If you are offered a trip, and are concerned about duty/rest, you'll need to look over the planned itinerary VERY carefully.

If at any time during the entire series you will exceed 8 hours flight time from "that minute back 24 hours," you cannot fly the trip single-pilot.

If you might exceed 8 hours, but not more than 10 hours in ANY 24-hour lookback (from that minute back 24 hours) then you may fly with a QUALIFIED crewmember (trained,checked,current - by your operator in the capacity - PIC/SIC & right-seat/left-seat in the aircraft make/model - they will function.)

ALL COMMERCIAL FLYING counts in this lookback. If you conducted FREE flight instruction for a friend last night, you better be able to prove you were not compensated in any way. Even then, the FAA will likely rule that you have excercised the privilages of your commercial certificate, therefore it was COMMERCIAL FLYING.

As stated above, remember that for every minute you fly today, you MAY BE losing a minute off of yesterday's flying - it's a matter of timing (looking from this minute back 24 hours).

14 hour PRE-PLANNED duty day should be handed to you in writing before you start it. If given an itinerary where everything is planned for a legal completion, the 14 hours may be exceeded when circumstances arise which are beyond the control of the pilot and company. Example: Most FAA legal findings have allowed the operator to complete the series when the passengers agreed to a specific departure time and then "got stuck in traffic" for an extra (reasonable) period.

The 8 (or 10) hours flying rules may be exceeded if, again, TRULY beyond the control of the pilot and company. Example: holding in UNFORECAST/UNEXPECTED conditions for an extra 20 minutes.

Exceeding any flight or duty time needs to result in an extended rest period.

To be safe, just go with 16 hours ANY TIME your 14 hour duty day is exceeded. EVEN when the day in question is ALL PART 91. Just because you can legally accept stupid-long days as a corporate pilot, does not mean you are legal to begin flying Part 135 on "10 hours" rest. Apply part 135 rules to Part 91 day finish-ups, to be safe and legal.

PM me with any questions - I'll be glad to go into greater detail.

ClassG
 
14 hour PRE-PLANNED duty day should be handed to you in writing before you start it.
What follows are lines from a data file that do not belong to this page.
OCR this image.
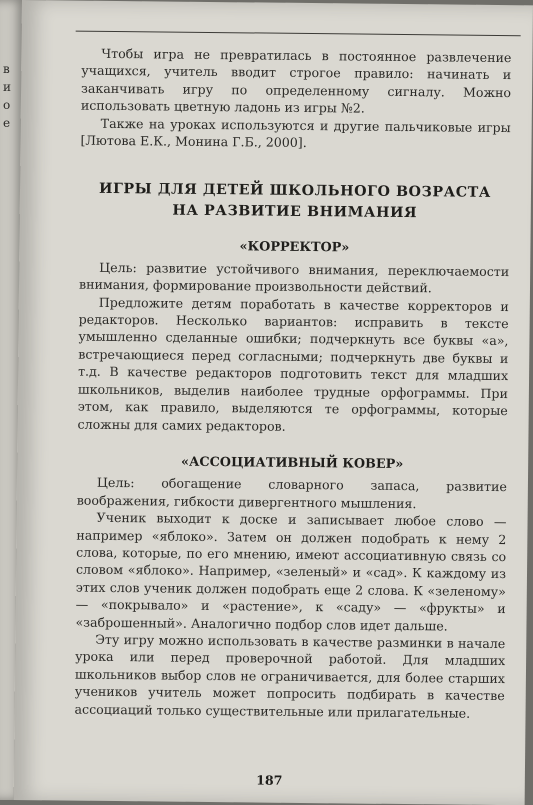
в
и
о
е

Чтобы игра не превратилась в постоянное развлечение учащихся, учитель вводит строгое правило: начинать и заканчивать игру по определенному сигналу. Можно использовать цветную ладонь из игры №2.

Также на уроках используются и другие пальчиковые игры [Лютова Е.К., Монина Г.Б., 2000].

ИГРЫ ДЛЯ ДЕТЕЙ ШКОЛЬНОГО ВОЗРАСТА
НА РАЗВИТИЕ ВНИМАНИЯ
«КОРРЕКТОР»

Цель: развитие устойчивого внимания, переключаемости внимания, формирование произвольности действий.

Предложите детям поработать в качестве корректоров и редакторов. Несколько вариантов: исправить в тексте умышленно сделанные ошибки; подчеркнуть все буквы «а», встречающиеся перед согласными; подчеркнуть две буквы и т.д. В качестве редакторов подготовить текст для младших школьников, выделив наиболее трудные орфограммы. При этом, как правило, выделяются те орфограммы, которые сложны для самих редакторов.

«АССОЦИАТИВНЫЙ КОВЕР»

Цель: обогащение словарного запаса, развитие воображения, гибкости дивергентного мышления.

Ученик выходит к доске и записывает любое слово — например «яблоко». Затем он должен подобрать к нему 2 слова, которые, по его мнению, имеют ассоциативную связь со словом «яблоко». Например, «зеленый» и «сад». К каждому из этих слов ученик должен подобрать еще 2 слова. К «зеленому» — «покрывало» и «растение», к «саду» — «фрукты» и «заброшенный». Аналогично подбор слов идет дальше.

Эту игру можно использовать в качестве разминки в начале урока или перед проверочной работой. Для младших школьников выбор слов не ограничивается, для более старших учеников учитель может попросить подбирать в качестве ассоциаций только существительные или прилагательные.

187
Not true. No such requirement exists, nor is it possible in most cases involving on-demand charter. For pilots operating on a regular schedule, the 14 hour duty period is known, but what may occur during that period often is not. For pilots not on a regular schedule, no 14 hour duty day exists (only a look-back rest requirement [read the thread and link above]).

Childish flamebait.

Possibly, but the poster is correct. Follow the link provided above for more detail, as I'm really tired of posting it over and over and over...
 
It's not too complicated, but look at the link that Avbug posted.
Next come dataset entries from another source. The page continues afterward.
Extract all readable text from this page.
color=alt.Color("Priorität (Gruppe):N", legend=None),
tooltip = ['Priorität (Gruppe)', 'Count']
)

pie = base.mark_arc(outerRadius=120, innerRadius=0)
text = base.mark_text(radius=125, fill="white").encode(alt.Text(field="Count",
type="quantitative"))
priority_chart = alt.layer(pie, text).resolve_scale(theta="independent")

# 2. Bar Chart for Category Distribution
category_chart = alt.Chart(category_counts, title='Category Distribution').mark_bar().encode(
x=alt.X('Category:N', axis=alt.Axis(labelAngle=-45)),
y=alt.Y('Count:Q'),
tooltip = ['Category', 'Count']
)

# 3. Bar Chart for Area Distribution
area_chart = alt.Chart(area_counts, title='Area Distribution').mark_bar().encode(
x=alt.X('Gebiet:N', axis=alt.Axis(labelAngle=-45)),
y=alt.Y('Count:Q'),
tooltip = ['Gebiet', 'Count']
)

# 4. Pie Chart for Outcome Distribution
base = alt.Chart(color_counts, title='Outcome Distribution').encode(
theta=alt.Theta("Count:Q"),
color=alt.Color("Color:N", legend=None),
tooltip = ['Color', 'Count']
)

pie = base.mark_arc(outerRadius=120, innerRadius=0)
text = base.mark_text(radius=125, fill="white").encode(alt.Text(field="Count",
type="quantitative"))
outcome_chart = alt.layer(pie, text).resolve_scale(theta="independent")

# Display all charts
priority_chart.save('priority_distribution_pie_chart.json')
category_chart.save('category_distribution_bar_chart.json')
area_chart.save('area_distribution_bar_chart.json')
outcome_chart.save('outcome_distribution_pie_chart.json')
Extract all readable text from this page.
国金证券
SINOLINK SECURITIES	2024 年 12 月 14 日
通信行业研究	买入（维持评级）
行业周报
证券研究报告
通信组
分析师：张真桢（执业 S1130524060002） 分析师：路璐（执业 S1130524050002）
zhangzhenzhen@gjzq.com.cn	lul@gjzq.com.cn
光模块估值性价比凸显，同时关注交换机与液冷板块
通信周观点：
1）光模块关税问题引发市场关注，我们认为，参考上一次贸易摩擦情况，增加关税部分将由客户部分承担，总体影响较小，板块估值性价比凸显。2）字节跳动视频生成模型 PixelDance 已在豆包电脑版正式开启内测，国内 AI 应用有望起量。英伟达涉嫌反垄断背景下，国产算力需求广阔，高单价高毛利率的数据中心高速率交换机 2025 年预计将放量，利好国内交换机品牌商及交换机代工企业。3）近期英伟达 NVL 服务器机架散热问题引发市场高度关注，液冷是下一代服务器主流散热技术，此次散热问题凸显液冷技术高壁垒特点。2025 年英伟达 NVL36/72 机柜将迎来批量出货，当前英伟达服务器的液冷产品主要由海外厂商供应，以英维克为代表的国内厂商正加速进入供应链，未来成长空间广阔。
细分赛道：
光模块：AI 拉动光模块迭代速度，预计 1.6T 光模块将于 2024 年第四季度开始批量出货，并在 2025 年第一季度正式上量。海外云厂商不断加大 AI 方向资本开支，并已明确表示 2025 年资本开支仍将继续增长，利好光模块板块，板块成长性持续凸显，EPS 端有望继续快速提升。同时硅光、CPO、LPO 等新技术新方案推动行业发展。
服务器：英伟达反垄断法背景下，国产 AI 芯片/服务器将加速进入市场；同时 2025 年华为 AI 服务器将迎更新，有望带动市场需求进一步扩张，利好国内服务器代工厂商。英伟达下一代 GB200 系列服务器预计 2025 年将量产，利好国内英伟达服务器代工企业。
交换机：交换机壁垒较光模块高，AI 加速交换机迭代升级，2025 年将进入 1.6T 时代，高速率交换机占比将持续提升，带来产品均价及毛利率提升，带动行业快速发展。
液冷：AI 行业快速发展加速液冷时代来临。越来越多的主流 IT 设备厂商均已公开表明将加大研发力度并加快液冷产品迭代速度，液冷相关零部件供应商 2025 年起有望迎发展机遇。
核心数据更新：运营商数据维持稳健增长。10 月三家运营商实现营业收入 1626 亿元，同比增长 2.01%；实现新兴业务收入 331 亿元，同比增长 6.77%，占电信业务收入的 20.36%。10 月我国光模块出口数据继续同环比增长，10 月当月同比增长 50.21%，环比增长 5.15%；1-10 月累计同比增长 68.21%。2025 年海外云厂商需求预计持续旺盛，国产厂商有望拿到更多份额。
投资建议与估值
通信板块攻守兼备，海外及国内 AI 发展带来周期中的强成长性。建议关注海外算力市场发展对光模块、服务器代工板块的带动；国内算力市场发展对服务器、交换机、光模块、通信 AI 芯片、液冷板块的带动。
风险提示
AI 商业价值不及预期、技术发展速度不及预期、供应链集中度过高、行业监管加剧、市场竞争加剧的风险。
The only thing to look out for is the tail-end positioning. You are allowed to do that part91, without the 135 "restrictions" but to home-base. If you decide to use that as a pre-position for a flight the next day and the start of that135 flight is not home base, you'd better cound the tail end as 135 too.. this is open for interpretation. But might get you into trouble if looked into.